Fan questions then dominated the remainder of the panel, with the majority going to Hiddleston. He said that his costume was hardest to put on, no question.
All of those on stage said that they geeked out when they were on the set and saw Chris Hemsworth (Thor), Downey (Iron Man) and Evans (Captain America) together for the first time. “It was amazing,” said Gregg, a comic book fan from a long time back. “There they were…and there was Mark in speckled pajamas (for motion capture.”
“This is the first movie where it’ll be my performance (underneath the CGI) as the Hulk,” Ruffalo said. “I get to play Banner AND the Hulk.”
Evans, asked if he prefers the Human Torch (from his two Fantastic Four movies) or Captain America, Evans thought it over, then said, “Cap. It’s a tough call but I have to go with the guy.
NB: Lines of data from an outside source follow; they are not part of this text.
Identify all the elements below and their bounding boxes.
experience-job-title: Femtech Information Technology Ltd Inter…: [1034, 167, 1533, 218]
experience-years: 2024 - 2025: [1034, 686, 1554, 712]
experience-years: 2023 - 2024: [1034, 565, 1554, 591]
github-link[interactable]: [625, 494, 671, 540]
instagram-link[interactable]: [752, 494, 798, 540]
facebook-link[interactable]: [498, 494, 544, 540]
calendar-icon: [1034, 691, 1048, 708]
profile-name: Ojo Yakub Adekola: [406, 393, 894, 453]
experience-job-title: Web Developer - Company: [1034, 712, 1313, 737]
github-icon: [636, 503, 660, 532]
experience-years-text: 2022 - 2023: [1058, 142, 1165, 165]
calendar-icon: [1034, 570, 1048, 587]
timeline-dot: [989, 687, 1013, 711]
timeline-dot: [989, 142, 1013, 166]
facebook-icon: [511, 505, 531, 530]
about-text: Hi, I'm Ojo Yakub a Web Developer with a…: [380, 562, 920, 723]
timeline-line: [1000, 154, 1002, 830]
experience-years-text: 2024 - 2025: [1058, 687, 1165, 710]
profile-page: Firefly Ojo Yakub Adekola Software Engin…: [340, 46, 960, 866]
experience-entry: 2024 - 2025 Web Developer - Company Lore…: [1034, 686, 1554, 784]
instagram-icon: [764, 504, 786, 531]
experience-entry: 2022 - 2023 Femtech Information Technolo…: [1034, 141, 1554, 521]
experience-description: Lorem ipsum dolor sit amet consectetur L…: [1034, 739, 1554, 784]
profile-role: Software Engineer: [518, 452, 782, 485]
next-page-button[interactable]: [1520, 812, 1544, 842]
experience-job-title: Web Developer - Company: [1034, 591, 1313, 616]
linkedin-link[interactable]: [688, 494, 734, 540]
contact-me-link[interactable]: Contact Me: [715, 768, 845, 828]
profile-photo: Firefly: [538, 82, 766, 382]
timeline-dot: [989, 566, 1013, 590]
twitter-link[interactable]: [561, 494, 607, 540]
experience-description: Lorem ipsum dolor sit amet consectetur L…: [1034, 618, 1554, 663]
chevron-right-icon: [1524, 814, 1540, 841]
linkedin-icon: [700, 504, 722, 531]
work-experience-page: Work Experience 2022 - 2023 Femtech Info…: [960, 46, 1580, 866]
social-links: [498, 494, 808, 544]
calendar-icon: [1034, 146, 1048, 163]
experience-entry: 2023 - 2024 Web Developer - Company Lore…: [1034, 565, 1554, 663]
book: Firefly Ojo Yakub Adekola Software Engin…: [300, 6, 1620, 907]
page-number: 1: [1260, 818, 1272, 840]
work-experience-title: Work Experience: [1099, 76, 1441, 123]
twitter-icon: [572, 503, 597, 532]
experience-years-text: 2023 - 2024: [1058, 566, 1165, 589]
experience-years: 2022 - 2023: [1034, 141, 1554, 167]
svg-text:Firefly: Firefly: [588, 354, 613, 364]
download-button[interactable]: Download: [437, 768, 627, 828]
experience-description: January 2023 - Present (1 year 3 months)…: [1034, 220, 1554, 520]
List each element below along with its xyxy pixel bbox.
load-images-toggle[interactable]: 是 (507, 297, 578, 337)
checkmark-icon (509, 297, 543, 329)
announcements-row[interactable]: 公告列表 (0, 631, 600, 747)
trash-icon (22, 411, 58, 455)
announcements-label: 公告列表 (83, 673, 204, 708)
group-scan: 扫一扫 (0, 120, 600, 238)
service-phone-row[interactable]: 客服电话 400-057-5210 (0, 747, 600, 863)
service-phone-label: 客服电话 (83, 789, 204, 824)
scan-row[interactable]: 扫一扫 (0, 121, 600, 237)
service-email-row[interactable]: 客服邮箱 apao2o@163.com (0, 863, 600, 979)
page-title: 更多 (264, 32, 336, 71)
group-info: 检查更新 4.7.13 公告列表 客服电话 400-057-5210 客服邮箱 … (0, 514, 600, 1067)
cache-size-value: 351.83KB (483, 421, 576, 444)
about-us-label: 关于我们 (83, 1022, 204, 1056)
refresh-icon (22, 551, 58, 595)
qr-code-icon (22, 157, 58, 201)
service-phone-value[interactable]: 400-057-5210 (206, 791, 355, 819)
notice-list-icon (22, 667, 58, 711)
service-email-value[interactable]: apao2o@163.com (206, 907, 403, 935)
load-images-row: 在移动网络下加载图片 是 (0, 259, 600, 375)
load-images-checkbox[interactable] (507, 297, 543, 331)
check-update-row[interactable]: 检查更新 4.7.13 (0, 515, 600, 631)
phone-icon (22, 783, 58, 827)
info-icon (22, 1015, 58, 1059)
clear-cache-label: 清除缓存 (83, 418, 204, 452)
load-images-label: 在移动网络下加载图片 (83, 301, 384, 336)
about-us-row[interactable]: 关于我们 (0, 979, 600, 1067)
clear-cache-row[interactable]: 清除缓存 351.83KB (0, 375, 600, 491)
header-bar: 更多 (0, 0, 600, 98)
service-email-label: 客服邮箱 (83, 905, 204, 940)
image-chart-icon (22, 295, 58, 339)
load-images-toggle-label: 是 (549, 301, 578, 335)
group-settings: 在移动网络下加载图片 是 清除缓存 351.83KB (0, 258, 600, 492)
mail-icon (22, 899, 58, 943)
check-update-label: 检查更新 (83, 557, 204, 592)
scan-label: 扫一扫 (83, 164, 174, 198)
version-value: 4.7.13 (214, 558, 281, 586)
But I had a great time with the Fantastic Four, too.”
One tidbit: “ruffalize” became the verb of the panel, after Ruffalo used it to describe his way of making Bruce Banner his own. The other panelists picked it up with enthusiasm.
The panel ended with Hiddleston singing a bit from “Willy Wonka and the Chocolate Factory,” after a fan compared him favorably to Gene Wilder. He said that was quite a compliment, considering Wilder’s range and talents.